‘Spider-Man: Far From Home’ review: An entertaining ‘Endgame’ epilogue

NOTE: ‘Avengers: Endgame’ spoilers below. Please read at your own discretion.

Two spectres haunt Spider-Man: Far From Home, but that’s not necessarily a bad thing.

The first is the ghost of Avengers: Endgame, the three-hour-plus blockbuster that might even still be playing in some theatres. Obviously, as an offshoot in the MCU, it makes sense that events in the movie would spill over into Far From Home. Here, we see the teenaged Peter Parker/Spider-Man (Tom Holland) questioning his future: does he want to be a superhero, or just live a normal teen life? Can he balance both? Pressure from the remaining Avengers for him to take on the hero role is high, to put it lightly.

That brings us to our second (quite literal) ghost — Tony Stark. A huge influence on Parker and on the Avengers as a whole, he comes up every 10 minutes or so, and is a beacon to the young man trying to figure out which direction he wants to go.
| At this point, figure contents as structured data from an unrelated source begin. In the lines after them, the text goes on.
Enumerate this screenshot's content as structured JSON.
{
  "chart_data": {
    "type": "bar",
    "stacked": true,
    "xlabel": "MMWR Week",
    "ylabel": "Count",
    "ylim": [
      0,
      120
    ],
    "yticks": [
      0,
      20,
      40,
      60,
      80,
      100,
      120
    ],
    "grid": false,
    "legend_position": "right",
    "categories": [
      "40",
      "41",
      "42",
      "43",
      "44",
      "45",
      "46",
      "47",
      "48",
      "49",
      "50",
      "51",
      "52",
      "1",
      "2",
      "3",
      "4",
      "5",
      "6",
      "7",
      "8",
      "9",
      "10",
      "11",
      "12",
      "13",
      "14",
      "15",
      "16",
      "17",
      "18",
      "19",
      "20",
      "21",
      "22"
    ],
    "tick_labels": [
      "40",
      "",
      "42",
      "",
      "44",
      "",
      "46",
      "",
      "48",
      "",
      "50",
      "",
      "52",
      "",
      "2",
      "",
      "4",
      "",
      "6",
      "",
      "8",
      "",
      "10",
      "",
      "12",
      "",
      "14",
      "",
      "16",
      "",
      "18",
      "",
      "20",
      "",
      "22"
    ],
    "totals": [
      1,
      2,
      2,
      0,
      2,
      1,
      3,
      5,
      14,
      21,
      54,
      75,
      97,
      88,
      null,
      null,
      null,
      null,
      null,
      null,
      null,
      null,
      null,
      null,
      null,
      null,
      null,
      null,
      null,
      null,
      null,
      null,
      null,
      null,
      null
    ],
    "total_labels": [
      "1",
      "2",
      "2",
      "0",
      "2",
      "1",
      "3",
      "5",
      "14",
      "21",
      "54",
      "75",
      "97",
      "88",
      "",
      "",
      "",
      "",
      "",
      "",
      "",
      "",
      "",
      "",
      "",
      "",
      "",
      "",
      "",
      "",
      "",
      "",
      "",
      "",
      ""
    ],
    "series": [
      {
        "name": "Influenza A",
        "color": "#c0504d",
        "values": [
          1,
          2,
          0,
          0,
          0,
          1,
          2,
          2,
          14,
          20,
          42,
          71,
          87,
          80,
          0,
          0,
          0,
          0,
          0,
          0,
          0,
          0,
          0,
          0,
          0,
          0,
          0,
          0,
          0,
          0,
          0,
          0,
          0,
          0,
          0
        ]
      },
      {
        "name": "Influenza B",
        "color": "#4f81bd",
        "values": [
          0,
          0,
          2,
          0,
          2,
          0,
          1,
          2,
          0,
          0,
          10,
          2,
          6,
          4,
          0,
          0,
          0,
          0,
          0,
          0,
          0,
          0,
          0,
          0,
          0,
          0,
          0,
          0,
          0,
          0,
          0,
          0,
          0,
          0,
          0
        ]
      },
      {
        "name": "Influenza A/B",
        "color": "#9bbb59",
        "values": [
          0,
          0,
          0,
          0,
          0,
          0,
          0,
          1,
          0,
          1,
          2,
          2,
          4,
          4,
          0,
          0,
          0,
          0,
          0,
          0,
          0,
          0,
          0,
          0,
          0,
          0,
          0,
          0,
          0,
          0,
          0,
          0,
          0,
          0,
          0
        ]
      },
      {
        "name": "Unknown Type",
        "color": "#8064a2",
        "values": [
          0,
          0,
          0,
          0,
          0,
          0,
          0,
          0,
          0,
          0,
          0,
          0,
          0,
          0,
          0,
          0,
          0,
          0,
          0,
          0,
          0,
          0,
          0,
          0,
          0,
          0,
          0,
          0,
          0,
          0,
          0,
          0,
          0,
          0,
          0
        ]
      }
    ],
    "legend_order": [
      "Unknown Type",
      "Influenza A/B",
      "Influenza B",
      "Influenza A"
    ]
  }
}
Do the constant Stark references get old or annoying?

Robert Downey Jr.’s Tony Stark is so damn lovable, despite all of his quirky arrogance, that it never gets old. Even though he doesn’t physically appear in the movie, his presence is strong and felt throughout. Many of his technological innovations get prominent play, and Spider-Man is constantly asked if he’s the “next Tony Stark” or the “Iron Man replacement.” It’s kind of cool to get a front seat to Parker’s slow, eventual acceptance of Stark’s death, which he mulls over and contemplates from the first scene of the movie.

How’s the acting this time around?

Holland is an amazing Spider-Man (sorry) and doesn’t disappoint. He’s the perfect balance of innocent and naive, yet somehow commanding. Zendaya as love interest Michelle Jones is another story, and her wooden delivery of lines is jarring; it almost always detracts from the scene and pulls you out of it. Thankfully, supporting costar Jacob Batalon, who returns as Parker’s pal Ned, provides many laughs and comes in to save numerous scenes with his easy humour.

What about Jake Gyllenhaal as Mysterio?

From the outset, Gyllenhaal sticks out like a sore thumb, almost like an A-list actor stopped by the local theatre to take part in a play as a lark. As the movie goes on, he becomes part of the fabric and less of an outsider, and at least he and Holland have great onscreen chemistry.

Should I see ‘Endgame’ before I see this?

Yes, I highly recommend seeing Endgame prior to seeing this, since it provides much-needed context and extra resonance for the audience. It’s not make-or-break, however; you can still watch and understand Far From Home without seeing it.

So what’s the bottom line?

Fun for Spider-Man fans and casual Marvel viewers alike, Far From Home is a nice, sweet and saccharine offshoot of Endgame. It provides a side wrap-up that we didn’t know we needed, and further solidifies Holland into superhero canon. Both kids and adults will be entertained by the film, and there are enough laughs (thank you, Samuel L. Jackson’s Nick Fury) to keep you engaged.

‘Spider-Man: Far From Home’ opens in theatres across Canada on July 2.